Unter den Kostümwechseln ist die Geschichte ein wesentlicher Bestandteil der Fashion Freak Show. „Es geht um das Leben von jemandem, der wirklich alles Mögliche gelebt hat“, sagt Motin. Es geht um Ablehnung – Gaultier wurde in France Fashion zunächst entlassen, weil er die Modeschule nicht besuchte, sondern mit 18 einen Job bei Pierre Cardin annahm –, ein Leben als LGBTQ+-Person im Frankreich der 70er Jahre und eine Liebesgeschichte zwischen Gaultier und seinem Partner Francis Menü. Das Paar lernte sich 1975 kennen und Menuge spielte eine zentrale Rolle bei der Gründung seines eigenen Labels. Menuge starb 1990 an den Folgen von Aids. Dies ist auch Teil der Fashion Freak Show, mit einer Szene, die dem geschützten Sex gewidmet ist. Bei der Pariser Produktion wurden Kondome ins Publikum geworfen.

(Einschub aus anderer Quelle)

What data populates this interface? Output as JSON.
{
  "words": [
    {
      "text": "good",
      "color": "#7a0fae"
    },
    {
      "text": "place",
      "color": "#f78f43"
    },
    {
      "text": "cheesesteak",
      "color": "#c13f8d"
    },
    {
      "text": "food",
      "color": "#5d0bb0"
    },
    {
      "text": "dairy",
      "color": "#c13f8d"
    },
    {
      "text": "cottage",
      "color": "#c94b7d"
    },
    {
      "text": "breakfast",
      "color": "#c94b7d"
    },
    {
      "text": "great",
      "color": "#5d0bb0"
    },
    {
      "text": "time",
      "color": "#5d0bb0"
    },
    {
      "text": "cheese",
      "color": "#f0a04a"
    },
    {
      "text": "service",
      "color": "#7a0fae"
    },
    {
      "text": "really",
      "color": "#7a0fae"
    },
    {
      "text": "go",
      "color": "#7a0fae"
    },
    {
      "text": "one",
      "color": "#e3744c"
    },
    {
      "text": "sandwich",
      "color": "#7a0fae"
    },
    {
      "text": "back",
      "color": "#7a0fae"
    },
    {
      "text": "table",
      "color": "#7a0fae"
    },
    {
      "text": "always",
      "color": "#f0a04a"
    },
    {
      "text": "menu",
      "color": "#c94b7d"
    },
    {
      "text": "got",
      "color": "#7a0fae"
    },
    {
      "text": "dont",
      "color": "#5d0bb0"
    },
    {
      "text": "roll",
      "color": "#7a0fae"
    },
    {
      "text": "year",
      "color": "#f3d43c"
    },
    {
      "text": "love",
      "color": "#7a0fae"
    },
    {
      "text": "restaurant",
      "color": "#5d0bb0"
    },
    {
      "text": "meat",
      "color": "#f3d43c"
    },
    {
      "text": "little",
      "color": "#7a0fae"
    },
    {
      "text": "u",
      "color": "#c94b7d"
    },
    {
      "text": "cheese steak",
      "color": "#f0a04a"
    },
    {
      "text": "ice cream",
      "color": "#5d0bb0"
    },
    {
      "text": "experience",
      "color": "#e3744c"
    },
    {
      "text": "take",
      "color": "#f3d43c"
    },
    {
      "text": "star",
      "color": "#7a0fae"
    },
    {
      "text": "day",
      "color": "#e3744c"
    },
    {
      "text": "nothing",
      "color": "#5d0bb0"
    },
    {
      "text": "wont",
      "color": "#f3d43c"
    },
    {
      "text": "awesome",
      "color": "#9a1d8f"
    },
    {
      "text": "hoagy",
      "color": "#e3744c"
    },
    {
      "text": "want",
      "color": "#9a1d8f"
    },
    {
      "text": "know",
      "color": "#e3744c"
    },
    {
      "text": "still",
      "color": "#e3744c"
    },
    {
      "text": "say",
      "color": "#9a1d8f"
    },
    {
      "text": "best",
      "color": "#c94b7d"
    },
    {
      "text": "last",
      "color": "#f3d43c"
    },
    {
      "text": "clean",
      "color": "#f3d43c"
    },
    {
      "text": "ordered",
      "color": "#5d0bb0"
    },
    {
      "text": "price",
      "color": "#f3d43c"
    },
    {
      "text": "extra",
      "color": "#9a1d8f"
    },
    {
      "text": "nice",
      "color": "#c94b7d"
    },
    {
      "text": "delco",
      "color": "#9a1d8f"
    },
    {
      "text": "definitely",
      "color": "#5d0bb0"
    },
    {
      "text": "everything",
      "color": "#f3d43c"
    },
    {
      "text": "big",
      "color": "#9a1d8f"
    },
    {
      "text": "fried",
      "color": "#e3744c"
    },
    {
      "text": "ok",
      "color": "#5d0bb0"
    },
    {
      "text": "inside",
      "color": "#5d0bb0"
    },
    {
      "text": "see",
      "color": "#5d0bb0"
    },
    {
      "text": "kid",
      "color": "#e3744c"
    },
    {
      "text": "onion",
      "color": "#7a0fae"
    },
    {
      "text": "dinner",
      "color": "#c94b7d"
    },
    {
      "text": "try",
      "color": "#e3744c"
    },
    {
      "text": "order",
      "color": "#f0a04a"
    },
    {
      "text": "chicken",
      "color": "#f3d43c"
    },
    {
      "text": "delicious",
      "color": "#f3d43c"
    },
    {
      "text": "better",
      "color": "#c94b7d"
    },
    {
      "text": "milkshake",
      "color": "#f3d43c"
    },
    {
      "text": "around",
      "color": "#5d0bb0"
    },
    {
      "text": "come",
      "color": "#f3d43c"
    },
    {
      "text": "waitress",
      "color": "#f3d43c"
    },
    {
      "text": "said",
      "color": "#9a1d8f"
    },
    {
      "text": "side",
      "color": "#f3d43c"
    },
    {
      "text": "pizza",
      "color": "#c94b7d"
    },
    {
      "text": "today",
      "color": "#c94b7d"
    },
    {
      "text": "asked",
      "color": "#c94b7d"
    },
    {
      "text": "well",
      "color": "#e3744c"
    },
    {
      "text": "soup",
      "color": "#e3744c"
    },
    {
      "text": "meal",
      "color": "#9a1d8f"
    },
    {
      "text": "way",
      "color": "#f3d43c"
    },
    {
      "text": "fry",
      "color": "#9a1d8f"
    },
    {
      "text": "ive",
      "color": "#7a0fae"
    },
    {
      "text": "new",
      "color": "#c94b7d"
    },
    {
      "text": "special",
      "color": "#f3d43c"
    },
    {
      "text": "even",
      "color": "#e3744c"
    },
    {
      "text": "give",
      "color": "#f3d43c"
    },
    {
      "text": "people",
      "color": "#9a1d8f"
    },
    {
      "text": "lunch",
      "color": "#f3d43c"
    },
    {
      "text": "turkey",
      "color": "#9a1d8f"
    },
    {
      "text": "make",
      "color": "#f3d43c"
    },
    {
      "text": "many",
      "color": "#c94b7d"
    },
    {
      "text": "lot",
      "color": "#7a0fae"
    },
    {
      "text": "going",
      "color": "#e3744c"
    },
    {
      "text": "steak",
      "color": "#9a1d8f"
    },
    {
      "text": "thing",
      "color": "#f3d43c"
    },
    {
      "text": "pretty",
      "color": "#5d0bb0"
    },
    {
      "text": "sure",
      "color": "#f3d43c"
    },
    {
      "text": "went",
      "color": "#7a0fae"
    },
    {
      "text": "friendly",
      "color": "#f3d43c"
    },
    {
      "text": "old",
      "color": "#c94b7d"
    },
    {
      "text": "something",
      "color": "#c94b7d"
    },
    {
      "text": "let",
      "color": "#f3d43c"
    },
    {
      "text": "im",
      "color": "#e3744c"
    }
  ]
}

„[I didn’t include him] um ihn wieder lebendig zu machen, sondern um ihn zu machen [part of the story]“, sagt Gaultier. „Ich habe wegen ihm angefangen, meine Sammlung in meinem Namen zu machen … Er hat mir gegeben [that] als Möglichkeit. Überhaupt nicht finanziell, weil wir arm waren, sondern psychologisch … Er war noch jünger als ich, aber er war clever, mir Selbstvertrauen zu geben.“

Gaultier sagt, seine Erfahrungen als junger schwuler Mensch bedeuteten, dass er „von Menschen angezogen wurde, die anders waren … Ich erinnere mich an ein Mädchen in der Schule mit einem roten Afro und einer Haut, die so blass war, dass man die Adern sehen konnte. Sie war fabelhaft, weil sie anders war. Mich reizen auch immer verschiedene Arten von Cleverness, das ist so ein Thema.“ Es ist eine, die in der Fashion Freak Show fortgesetzt wird. Die Besetzung ist über Ethnien und Körperformen hinweg vielfältig – eine bemerkenswerte Entscheidung, da Tänzer traditionell nur als Größe null und weiß angesehen werden. „So sollte es sein, denn wir müssen nicht alle gleich aussehen, denn so ist das Leben“, sagt Motin, „und das ist vom Leben inspiriert.“ Ganz zufrieden ist Gaultier aber noch nicht. „Einer fehlt noch“, deutet er auf ältere Menschen. „Dass Falten nicht schön sind, ist das letzte Tabu.“

Coindet sagt, dass diese Inklusivität, die seit langem Teil von Gaultiers Universum ist, besonders gut zu dem passt, was das Publikum jetzt will: „Jeder [came to see the show in Paris], von seltsamen Kindern bis zu seiner etablierten Fangemeinde. Ich denke, es ist sehr generationenübergreifend … Für viele Menschen hat er Türen geöffnet und einige Köpfe befreit.“ Mit tanzenden Teddybären, einer abwechslungsreichen Besetzung, einer starken Geschichte und einem Disco-Soundtrack wird Londons Fashion Freak Show wahrscheinlich noch ein paar mehr befreien.

Fashion Freak Show ist auf der RundhausLondon, bis 28.8.